Plus: it’s quite clear that MUNA are going to be huge
What is it with Icelanders and mushrooms? Just weeks after Bjork releases a fungal-themed album, Fossora, Sigur Ros appear on stage with dozens of sporey lights illuminating the gloom.
It’s boom time for mycophiles, but with Sigur Ros the link makes a certain kind of sense. Their aesthetic is not so much post-rock as glacial. For almost three decades the Icelandic quartet have been making large-screen, epically elemental music: celestial choral pieces, art-house concert films, ambient soundscapes and the occasional relatively conventional rock and pop song. Whether aware of it or not, you will have heard ‘Hoppipolla’ on numerous BBC nature documentaries. We won’t hear it tonight, though. Instead, this long show encompasses all that is most entrancing and frustrating about the band. Having previously flirted with arenas, they’re back in theatres, with the forbidding demeanours of men determined to make us work for our pleasure.

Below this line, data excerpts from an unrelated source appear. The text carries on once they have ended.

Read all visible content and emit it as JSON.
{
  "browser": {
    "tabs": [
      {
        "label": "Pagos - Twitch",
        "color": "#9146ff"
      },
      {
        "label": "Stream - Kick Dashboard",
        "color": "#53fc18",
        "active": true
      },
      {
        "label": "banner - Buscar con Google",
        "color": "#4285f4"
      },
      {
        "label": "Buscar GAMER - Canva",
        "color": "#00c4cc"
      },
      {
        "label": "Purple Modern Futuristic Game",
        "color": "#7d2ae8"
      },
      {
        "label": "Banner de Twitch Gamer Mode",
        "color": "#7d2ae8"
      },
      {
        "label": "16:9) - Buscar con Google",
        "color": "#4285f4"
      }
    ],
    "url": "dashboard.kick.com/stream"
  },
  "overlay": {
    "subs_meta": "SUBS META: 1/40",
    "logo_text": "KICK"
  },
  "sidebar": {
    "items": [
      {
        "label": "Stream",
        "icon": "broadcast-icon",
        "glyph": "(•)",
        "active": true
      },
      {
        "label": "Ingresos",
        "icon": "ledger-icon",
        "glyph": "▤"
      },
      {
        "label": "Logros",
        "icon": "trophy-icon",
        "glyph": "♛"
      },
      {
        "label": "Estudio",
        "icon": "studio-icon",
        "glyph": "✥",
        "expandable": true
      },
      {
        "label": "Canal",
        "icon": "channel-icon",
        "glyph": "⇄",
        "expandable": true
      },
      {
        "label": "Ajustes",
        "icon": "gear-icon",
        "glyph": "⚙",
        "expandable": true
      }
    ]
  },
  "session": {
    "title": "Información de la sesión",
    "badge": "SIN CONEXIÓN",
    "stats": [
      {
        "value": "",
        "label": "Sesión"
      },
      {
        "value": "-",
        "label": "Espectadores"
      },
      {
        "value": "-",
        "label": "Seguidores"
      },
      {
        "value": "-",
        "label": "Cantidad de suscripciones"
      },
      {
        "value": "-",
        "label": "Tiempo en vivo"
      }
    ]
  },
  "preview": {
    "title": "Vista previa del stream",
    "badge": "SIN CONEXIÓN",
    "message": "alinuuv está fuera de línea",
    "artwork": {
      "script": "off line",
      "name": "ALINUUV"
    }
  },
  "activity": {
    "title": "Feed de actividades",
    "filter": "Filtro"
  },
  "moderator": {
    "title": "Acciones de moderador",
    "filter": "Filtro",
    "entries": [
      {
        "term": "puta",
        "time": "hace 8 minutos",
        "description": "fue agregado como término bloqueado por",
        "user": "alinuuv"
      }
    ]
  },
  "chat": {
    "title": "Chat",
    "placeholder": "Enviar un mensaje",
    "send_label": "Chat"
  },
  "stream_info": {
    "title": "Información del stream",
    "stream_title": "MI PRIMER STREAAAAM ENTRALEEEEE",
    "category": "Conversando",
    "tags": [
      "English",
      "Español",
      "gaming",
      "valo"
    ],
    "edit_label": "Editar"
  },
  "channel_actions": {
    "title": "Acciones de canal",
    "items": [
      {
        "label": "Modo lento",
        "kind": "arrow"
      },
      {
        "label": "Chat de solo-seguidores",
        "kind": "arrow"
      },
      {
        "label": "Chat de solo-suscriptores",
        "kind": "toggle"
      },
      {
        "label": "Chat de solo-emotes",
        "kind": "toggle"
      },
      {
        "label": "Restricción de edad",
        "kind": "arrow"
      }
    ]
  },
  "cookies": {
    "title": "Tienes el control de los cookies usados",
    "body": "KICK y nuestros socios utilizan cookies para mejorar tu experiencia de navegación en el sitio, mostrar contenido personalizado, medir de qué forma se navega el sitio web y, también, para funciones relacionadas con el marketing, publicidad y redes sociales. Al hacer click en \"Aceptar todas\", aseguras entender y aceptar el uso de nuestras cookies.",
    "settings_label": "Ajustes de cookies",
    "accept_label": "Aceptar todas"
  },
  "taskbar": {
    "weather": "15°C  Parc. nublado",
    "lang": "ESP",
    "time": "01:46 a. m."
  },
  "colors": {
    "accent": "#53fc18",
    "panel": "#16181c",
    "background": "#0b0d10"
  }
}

The first set is, it’s fair to say, light on toe tappers. This is the music of drift, bloom and sway. The sound of great hunks of ice breaking off from their moorings, birds borne woozily on rising thermals. You either get carried along in the slipstream or remain unmoved. The pieces – ‘songs’ seems insufficiently grand – are built on clean, simple melodic motifs at which the musicians hammer away. Plink-plonk beginnings rise to chest-heaving swells. Singer and guitarist Jonsi Birgisson’s crystalline falsetto mixes Icelandic, English and his own ‘gobbledygook’ vocalese, Vonlenska, to create a sound like wind hitting wire. Occasionally the flow is blocked by mighty squalls and howls, the aural equivalent of heavy weather.
At its best, it’s a transportive rush. At its least effective, it’s all a little repetitive and predictable. The band stand behind their instruments, shuffling to and from work stations between songs.